En prenant du recul et en examinant les tendances actuelles, il peut être tentant de modifier sa philosophie de placement pour bénéficier de thématiques telles que la tendance baissière soutenue des taux d’intérêt, la surperformance du marché boursier américain ou l’engouement pour les actions de style croissance. Il va sans dire que ce travail de réflexion est essentiel, mais il ne faut pas oublier que l’investissement boursier doit obéir à des principes préétablis et immuables.

Dans le cadre de ce bulletin, nous vous présentons notre stratégie de portefeuille pour la prochaine année et, pour ce faire, nous faisons principalement appel au retour à la moyenne, l’un des plus importants fondements en Bourse.

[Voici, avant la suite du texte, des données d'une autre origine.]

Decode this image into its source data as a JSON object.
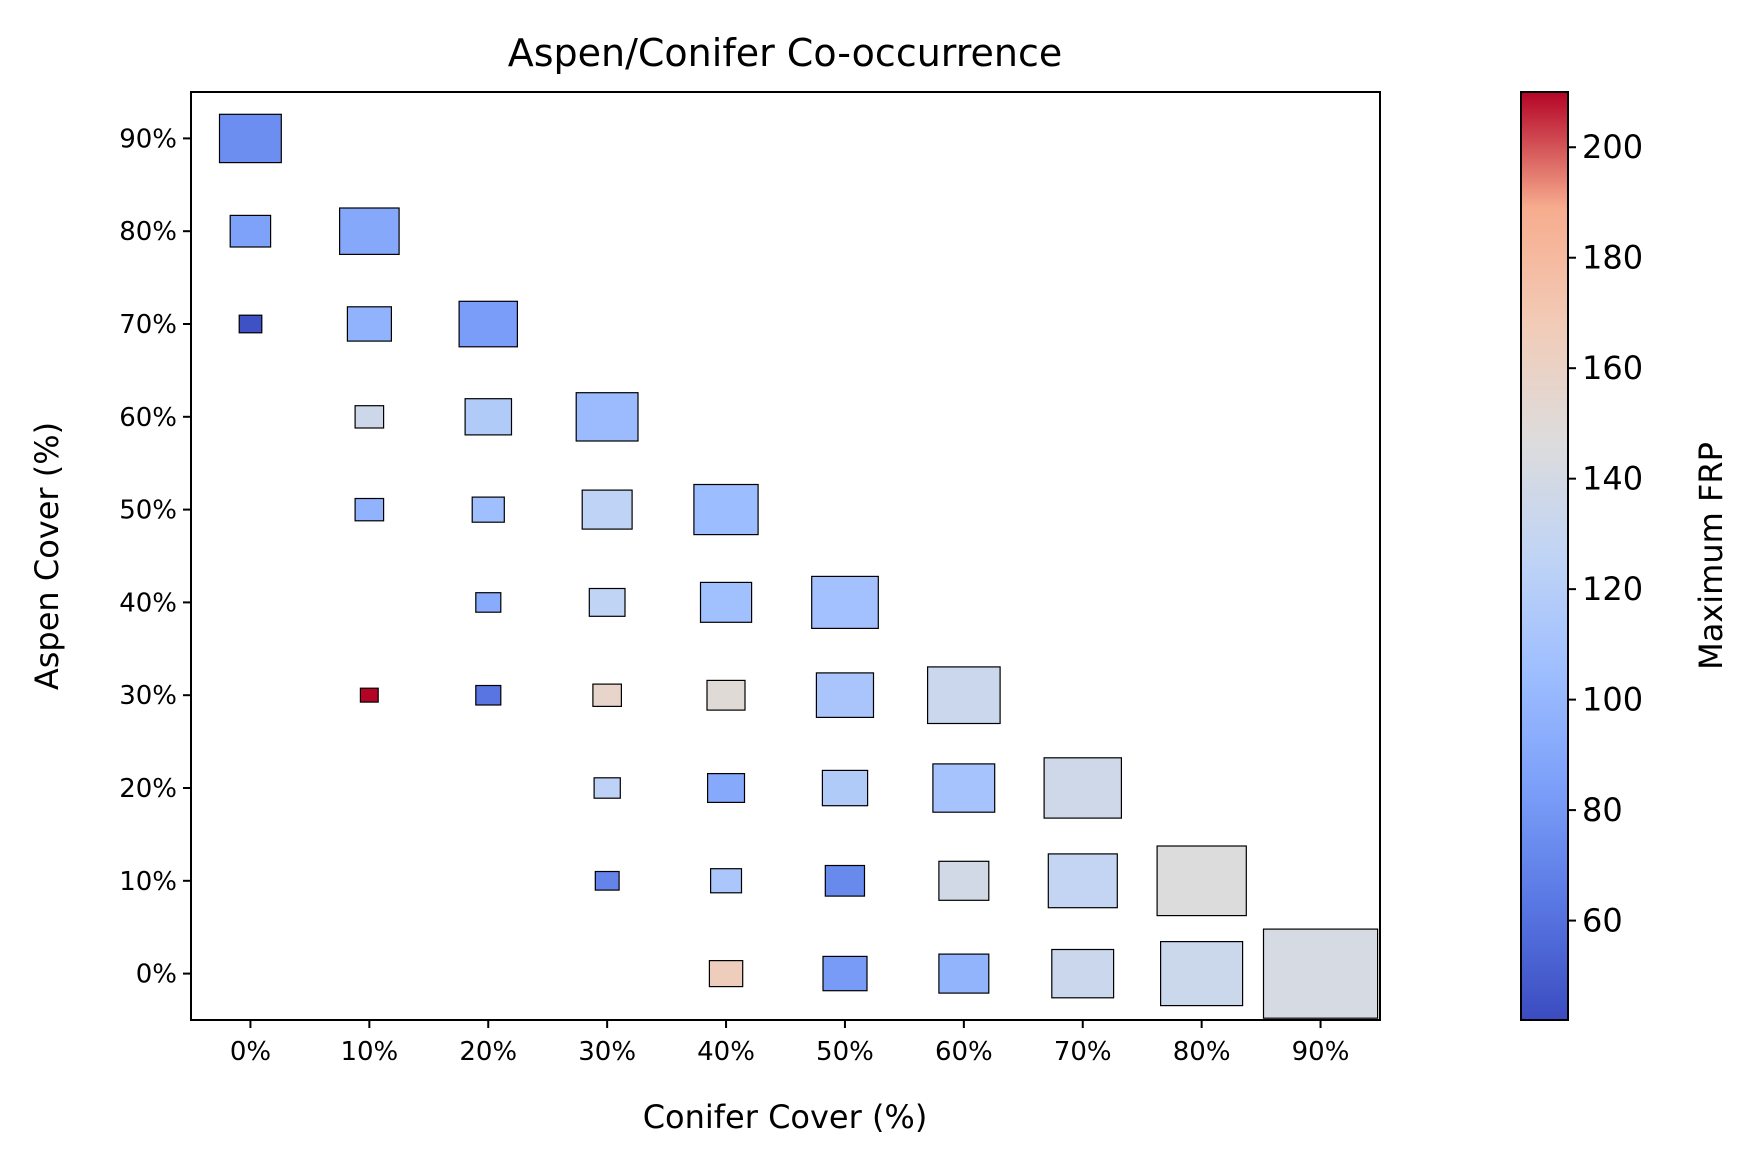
{
  "chart_data": {
    "type": "heatmap",
    "title": "Aspen/Conifer Co-occurrence",
    "xlabel": "Conifer Cover (%)",
    "ylabel": "Aspen Cover (%)",
    "x_ticks": [
      "0%",
      "10%",
      "20%",
      "30%",
      "40%",
      "50%",
      "60%",
      "70%",
      "80%",
      "90%"
    ],
    "y_ticks": [
      "0%",
      "10%",
      "20%",
      "30%",
      "40%",
      "50%",
      "60%",
      "70%",
      "80%",
      "90%"
    ],
    "xlim": [
      -5,
      95
    ],
    "ylim": [
      -5,
      95
    ],
    "colorbar": {
      "label": "Maximum FRP",
      "colormap": "coolwarm",
      "range": [
        42,
        210
      ],
      "ticks": [
        "60",
        "80",
        "100",
        "120",
        "140",
        "160",
        "180",
        "200"
      ],
      "tick_values": [
        60,
        80,
        100,
        120,
        140,
        160,
        180,
        200
      ]
    },
    "cells": [
      {
        "conifer": 0,
        "aspen": 90,
        "frp": 75,
        "relative_size": 0.52
      },
      {
        "conifer": 0,
        "aspen": 80,
        "frp": 86,
        "relative_size": 0.34
      },
      {
        "conifer": 10,
        "aspen": 80,
        "frp": 90,
        "relative_size": 0.5
      },
      {
        "conifer": 0,
        "aspen": 70,
        "frp": 45,
        "relative_size": 0.19
      },
      {
        "conifer": 10,
        "aspen": 70,
        "frp": 97,
        "relative_size": 0.37
      },
      {
        "conifer": 20,
        "aspen": 70,
        "frp": 83,
        "relative_size": 0.49
      },
      {
        "conifer": 10,
        "aspen": 60,
        "frp": 135,
        "relative_size": 0.24
      },
      {
        "conifer": 20,
        "aspen": 60,
        "frp": 117,
        "relative_size": 0.39
      },
      {
        "conifer": 30,
        "aspen": 60,
        "frp": 103,
        "relative_size": 0.52
      },
      {
        "conifer": 10,
        "aspen": 50,
        "frp": 97,
        "relative_size": 0.24
      },
      {
        "conifer": 20,
        "aspen": 50,
        "frp": 106,
        "relative_size": 0.27
      },
      {
        "conifer": 30,
        "aspen": 50,
        "frp": 125,
        "relative_size": 0.42
      },
      {
        "conifer": 40,
        "aspen": 50,
        "frp": 104,
        "relative_size": 0.54
      },
      {
        "conifer": 20,
        "aspen": 40,
        "frp": 92,
        "relative_size": 0.21
      },
      {
        "conifer": 30,
        "aspen": 40,
        "frp": 126,
        "relative_size": 0.3
      },
      {
        "conifer": 40,
        "aspen": 40,
        "frp": 107,
        "relative_size": 0.43
      },
      {
        "conifer": 50,
        "aspen": 40,
        "frp": 108,
        "relative_size": 0.56
      },
      {
        "conifer": 10,
        "aspen": 30,
        "frp": 210,
        "relative_size": 0.15
      },
      {
        "conifer": 20,
        "aspen": 30,
        "frp": 62,
        "relative_size": 0.21
      },
      {
        "conifer": 30,
        "aspen": 30,
        "frp": 157,
        "relative_size": 0.24
      },
      {
        "conifer": 40,
        "aspen": 30,
        "frp": 150,
        "relative_size": 0.32
      },
      {
        "conifer": 50,
        "aspen": 30,
        "frp": 112,
        "relative_size": 0.48
      },
      {
        "conifer": 60,
        "aspen": 30,
        "frp": 133,
        "relative_size": 0.61
      },
      {
        "conifer": 30,
        "aspen": 20,
        "frp": 124,
        "relative_size": 0.22
      },
      {
        "conifer": 40,
        "aspen": 20,
        "frp": 91,
        "relative_size": 0.31
      },
      {
        "conifer": 50,
        "aspen": 20,
        "frp": 117,
        "relative_size": 0.38
      },
      {
        "conifer": 60,
        "aspen": 20,
        "frp": 110,
        "relative_size": 0.52
      },
      {
        "conifer": 70,
        "aspen": 20,
        "frp": 137,
        "relative_size": 0.65
      },
      {
        "conifer": 30,
        "aspen": 10,
        "frp": 70,
        "relative_size": 0.2
      },
      {
        "conifer": 40,
        "aspen": 10,
        "frp": 113,
        "relative_size": 0.26
      },
      {
        "conifer": 50,
        "aspen": 10,
        "frp": 73,
        "relative_size": 0.33
      },
      {
        "conifer": 60,
        "aspen": 10,
        "frp": 139,
        "relative_size": 0.42
      },
      {
        "conifer": 70,
        "aspen": 10,
        "frp": 128,
        "relative_size": 0.58
      },
      {
        "conifer": 80,
        "aspen": 10,
        "frp": 147,
        "relative_size": 0.75
      },
      {
        "conifer": 40,
        "aspen": 0,
        "frp": 165,
        "relative_size": 0.28
      },
      {
        "conifer": 50,
        "aspen": 0,
        "frp": 82,
        "relative_size": 0.37
      },
      {
        "conifer": 60,
        "aspen": 0,
        "frp": 98,
        "relative_size": 0.42
      },
      {
        "conifer": 70,
        "aspen": 0,
        "frp": 133,
        "relative_size": 0.52
      },
      {
        "conifer": 80,
        "aspen": 0,
        "frp": 134,
        "relative_size": 0.69
      },
      {
        "conifer": 90,
        "aspen": 0,
        "frp": 142,
        "relative_size": 0.96
      }
    ]
  }
}
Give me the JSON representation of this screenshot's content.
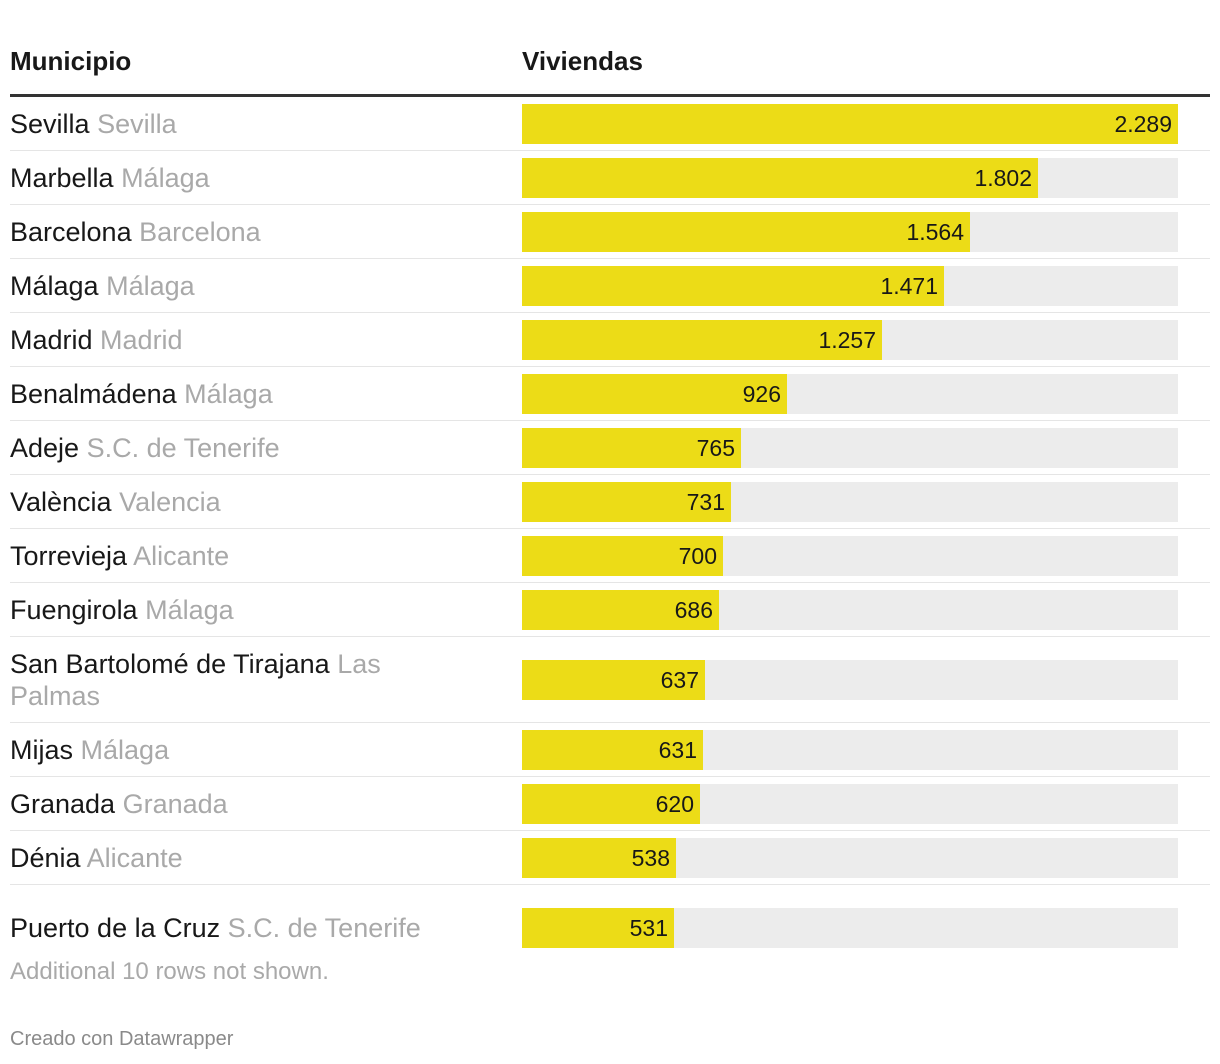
{
  "chart_data": {
    "type": "table",
    "columns": [
      "Municipio",
      "Viviendas"
    ],
    "rows": [
      {
        "municipio": "Sevilla",
        "provincia": "Sevilla",
        "viviendas": 2289,
        "label": "2.289"
      },
      {
        "municipio": "Marbella",
        "provincia": "Málaga",
        "viviendas": 1802,
        "label": "1.802"
      },
      {
        "municipio": "Barcelona",
        "provincia": "Barcelona",
        "viviendas": 1564,
        "label": "1.564"
      },
      {
        "municipio": "Málaga",
        "provincia": "Málaga",
        "viviendas": 1471,
        "label": "1.471"
      },
      {
        "municipio": "Madrid",
        "provincia": "Madrid",
        "viviendas": 1257,
        "label": "1.257"
      },
      {
        "municipio": "Benalmádena",
        "provincia": "Málaga",
        "viviendas": 926,
        "label": "926"
      },
      {
        "municipio": "Adeje",
        "provincia": "S.C. de Tenerife",
        "viviendas": 765,
        "label": "765"
      },
      {
        "municipio": "València",
        "provincia": "Valencia",
        "viviendas": 731,
        "label": "731"
      },
      {
        "municipio": "Torrevieja",
        "provincia": "Alicante",
        "viviendas": 700,
        "label": "700"
      },
      {
        "municipio": "Fuengirola",
        "provincia": "Málaga",
        "viviendas": 686,
        "label": "686"
      },
      {
        "municipio": "San Bartolomé de Tirajana",
        "provincia": "Las Palmas",
        "viviendas": 637,
        "label": "637"
      },
      {
        "municipio": "Mijas",
        "provincia": "Málaga",
        "viviendas": 631,
        "label": "631"
      },
      {
        "municipio": "Granada",
        "provincia": "Granada",
        "viviendas": 620,
        "label": "620"
      },
      {
        "municipio": "Dénia",
        "provincia": "Alicante",
        "viviendas": 538,
        "label": "538"
      },
      {
        "municipio": "Puerto de la Cruz",
        "provincia": "S.C. de Tenerife",
        "viviendas": 531,
        "label": "531"
      }
    ],
    "max_value": 2289,
    "note": "Additional 10 rows not shown.",
    "credit": "Creado con Datawrapper"
  },
  "colors": {
    "bar": "#ecdc17",
    "track": "#ececec",
    "province_text": "#a9a9a9"
  }
}
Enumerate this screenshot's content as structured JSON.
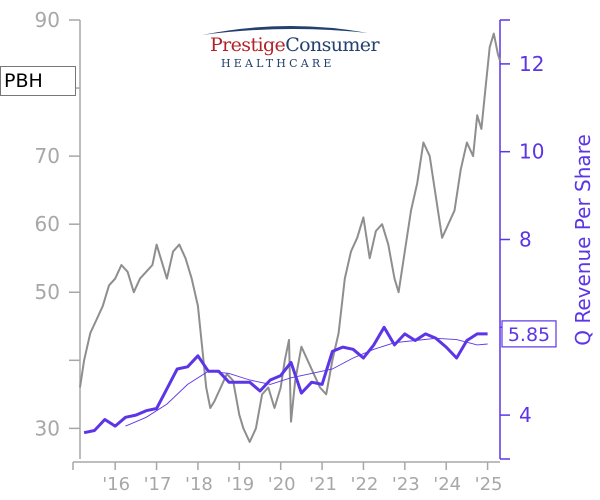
{
  "ticker": "PBH",
  "logo": {
    "name_part1": "Prestige",
    "name_part2": "Consumer",
    "subtitle": "HEALTHCARE"
  },
  "colors": {
    "price": "#8e8e8e",
    "revenue": "#5c35e6",
    "revenue_trend": "#5c35e6",
    "left_axis": "#a7a7a7",
    "bottom_axis": "#a7a7a7",
    "logo_red": "#b1232a",
    "logo_blue": "#23406e"
  },
  "chart_data": {
    "type": "line",
    "x_tick_labels": [
      "'16",
      "'17",
      "'18",
      "'19",
      "'20",
      "'21",
      "'22",
      "'23",
      "'24",
      "'25"
    ],
    "xlim": [
      2015.15,
      2025.3
    ],
    "left_axis": {
      "ticks": [
        30,
        40,
        50,
        60,
        70,
        80,
        90
      ],
      "labels": [
        "30",
        "",
        "50",
        "60",
        "70",
        "",
        "90"
      ],
      "ylim": [
        25.5,
        90
      ]
    },
    "right_axis": {
      "label": "Q Revenue Per Share",
      "ticks": [
        4,
        6,
        8,
        10,
        12
      ],
      "labels": [
        "4",
        "",
        "8",
        "10",
        "12"
      ],
      "ylim": [
        3.0,
        13.0
      ],
      "last_value_label": "5.85"
    },
    "series": [
      {
        "axis": "left",
        "x": [
          2015.15,
          2015.25,
          2015.4,
          2015.55,
          2015.7,
          2015.85,
          2016.0,
          2016.15,
          2016.3,
          2016.45,
          2016.6,
          2016.75,
          2016.9,
          2017.0,
          2017.1,
          2017.25,
          2017.4,
          2017.55,
          2017.7,
          2017.85,
          2018.0,
          2018.1,
          2018.2,
          2018.3,
          2018.4,
          2018.55,
          2018.7,
          2018.85,
          2019.0,
          2019.1,
          2019.25,
          2019.4,
          2019.55,
          2019.7,
          2019.85,
          2020.0,
          2020.1,
          2020.2,
          2020.25,
          2020.35,
          2020.5,
          2020.65,
          2020.8,
          2020.95,
          2021.1,
          2021.25,
          2021.4,
          2021.55,
          2021.7,
          2021.85,
          2022.0,
          2022.15,
          2022.3,
          2022.45,
          2022.6,
          2022.75,
          2022.85,
          2023.0,
          2023.15,
          2023.3,
          2023.45,
          2023.6,
          2023.75,
          2023.9,
          2024.05,
          2024.2,
          2024.35,
          2024.5,
          2024.65,
          2024.75,
          2024.85,
          2024.95,
          2025.05,
          2025.15,
          2025.25,
          2025.3
        ],
        "values": [
          36,
          40,
          44,
          46,
          48,
          51,
          52,
          54,
          53,
          50,
          52,
          53,
          54,
          57,
          55,
          52,
          56,
          57,
          55,
          52,
          48,
          42,
          36,
          33,
          34,
          36,
          38,
          37,
          32,
          30,
          28,
          30,
          35,
          36,
          33,
          36,
          40,
          43,
          31,
          37,
          42,
          40,
          38,
          36,
          35,
          40,
          44,
          52,
          56,
          58,
          61,
          55,
          59,
          60,
          57,
          52,
          50,
          56,
          62,
          66,
          72,
          70,
          64,
          58,
          60,
          62,
          68,
          72,
          70,
          76,
          74,
          80,
          86,
          88,
          85,
          84
        ]
      },
      {
        "axis": "right",
        "x": [
          2015.25,
          2015.5,
          2015.75,
          2016.0,
          2016.25,
          2016.5,
          2016.75,
          2017.0,
          2017.25,
          2017.5,
          2017.75,
          2018.0,
          2018.25,
          2018.5,
          2018.75,
          2019.0,
          2019.25,
          2019.5,
          2019.75,
          2020.0,
          2020.25,
          2020.5,
          2020.75,
          2021.0,
          2021.25,
          2021.5,
          2021.75,
          2022.0,
          2022.25,
          2022.5,
          2022.75,
          2023.0,
          2023.25,
          2023.5,
          2023.75,
          2024.0,
          2024.25,
          2024.5,
          2024.75,
          2025.0
        ],
        "values": [
          3.6,
          3.65,
          3.9,
          3.75,
          3.95,
          4.0,
          4.1,
          4.15,
          4.6,
          5.05,
          5.1,
          5.35,
          5.0,
          5.0,
          4.75,
          4.75,
          4.75,
          4.55,
          4.8,
          4.9,
          5.2,
          4.5,
          4.75,
          4.7,
          5.45,
          5.55,
          5.5,
          5.3,
          5.6,
          6.0,
          5.6,
          5.85,
          5.7,
          5.85,
          5.75,
          5.55,
          5.3,
          5.7,
          5.85,
          5.85
        ]
      },
      {
        "axis": "right",
        "x": [
          2016.25,
          2016.75,
          2017.25,
          2017.75,
          2018.25,
          2018.75,
          2019.25,
          2019.75,
          2020.25,
          2020.75,
          2021.25,
          2021.75,
          2022.25,
          2022.75,
          2023.25,
          2023.75,
          2024.25,
          2024.75,
          2025.0
        ],
        "values": [
          3.75,
          3.95,
          4.25,
          4.7,
          5.0,
          4.95,
          4.8,
          4.7,
          4.85,
          4.95,
          5.05,
          5.3,
          5.5,
          5.65,
          5.7,
          5.75,
          5.72,
          5.6,
          5.62
        ]
      }
    ]
  }
}
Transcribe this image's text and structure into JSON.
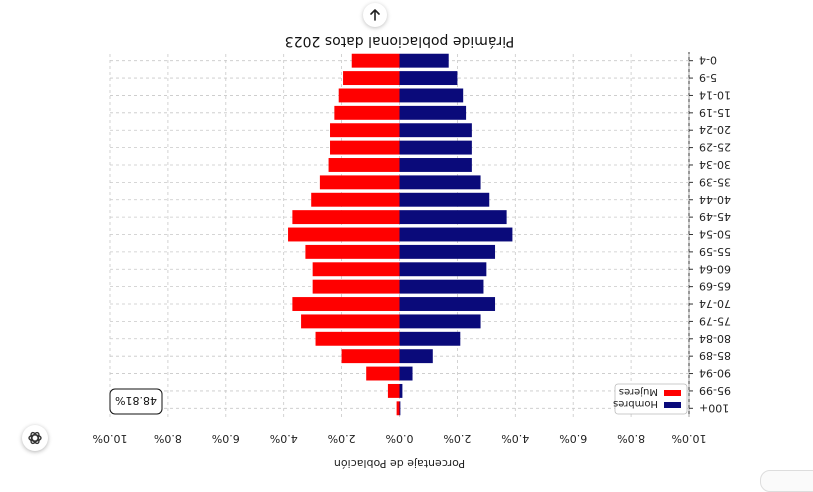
{
  "ui": {
    "scroll_button_icon": "arrow-up-icon",
    "logo_icon": "openai-logo-icon"
  },
  "chart_data": {
    "type": "bar",
    "orientation": "horizontal",
    "rendered_rotated_180": true,
    "title": "Pirámide poblacional datos 2023",
    "xlabel": "Porcentaje de Población",
    "categories": [
      "0-4",
      "5-9",
      "10-14",
      "15-19",
      "20-24",
      "25-29",
      "30-34",
      "35-39",
      "40-44",
      "45-49",
      "50-54",
      "55-59",
      "60-64",
      "65-69",
      "70-74",
      "75-79",
      "80-84",
      "85-89",
      "90-94",
      "95-99",
      "100+"
    ],
    "series": [
      {
        "name": "Hombres",
        "color": "#0a0a7a",
        "side": "left",
        "values": [
          1.7,
          2.0,
          2.2,
          2.3,
          2.5,
          2.5,
          2.5,
          2.8,
          3.1,
          3.7,
          3.9,
          3.3,
          3.0,
          2.9,
          3.3,
          2.8,
          2.1,
          1.15,
          0.45,
          0.1,
          0.03
        ]
      },
      {
        "name": "Mujeres",
        "color": "#ff0000",
        "side": "right",
        "values": [
          1.65,
          1.95,
          2.1,
          2.25,
          2.4,
          2.4,
          2.45,
          2.75,
          3.05,
          3.7,
          3.85,
          3.25,
          3.0,
          3.0,
          3.7,
          3.4,
          2.9,
          2.0,
          1.15,
          0.4,
          0.1
        ]
      }
    ],
    "xticks": [
      "10.0%",
      "8.0%",
      "6.0%",
      "4.0%",
      "2.0%",
      "0.0%",
      "2.0%",
      "4.0%",
      "6.0%",
      "8.0%",
      "10.0%"
    ],
    "xlim": [
      -10,
      10
    ],
    "xticks_position": "top",
    "grid": true,
    "legend_position": "lower right",
    "annotation": "48.81%"
  }
}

Ce concept consiste à se positionner en faveur d’un mouvement dans la direction opposée d’un instrument financier, d’une catégorie d’actifs ou d’un style de gestion pour tendre vers un niveau plus conforme à sa tendance historique.

Notre gestion

Retour à la moyenne 1 – Remontée des taux d’intérêt à long terme

Imaginez que vous ayez en main les informations suivantes :

  • En 2019, l’économie américaine a créé plus de deux millions d’emplois pour la neuvième année consécutive et le produit intérieur brut (PIB) a progressé de 2,1 %. De plus, le taux de chômage est de 3,5 %, son plus bas niveau en 50 ansnote de bas de page 4;
  • Pour cette année, la Réserve fédérale américaine prévoit que le taux d’inflation sera de 1,9 %, soit à peine en deçà de son niveau cible de 2 %note de bas de page 5;
  • Aux États-Unis, en 2019, les dépenses de consommation ont augmenté de 4,5 % sur une base annualisée.note de bas de page 6

En se fiant uniquement aux informations mentionnées ci-dessus, on s’attend au minimum à ce que le taux d’intérêt américain de 10 ans s’échange au-dessus de 2 %. Eh bien, depuis la fin de juillet dernier, il se négocie entre 1,40 et 1,97 %. Autrement dit, en tenant compte de l’inflation prévue (1,9 %), le taux d’intérêt réel est soit légèrement positif, soit négatif! Nous sommes d’avis que cette situation représente une anomalie dans le marché obligataire américain, et le même constat s’applique au Canada.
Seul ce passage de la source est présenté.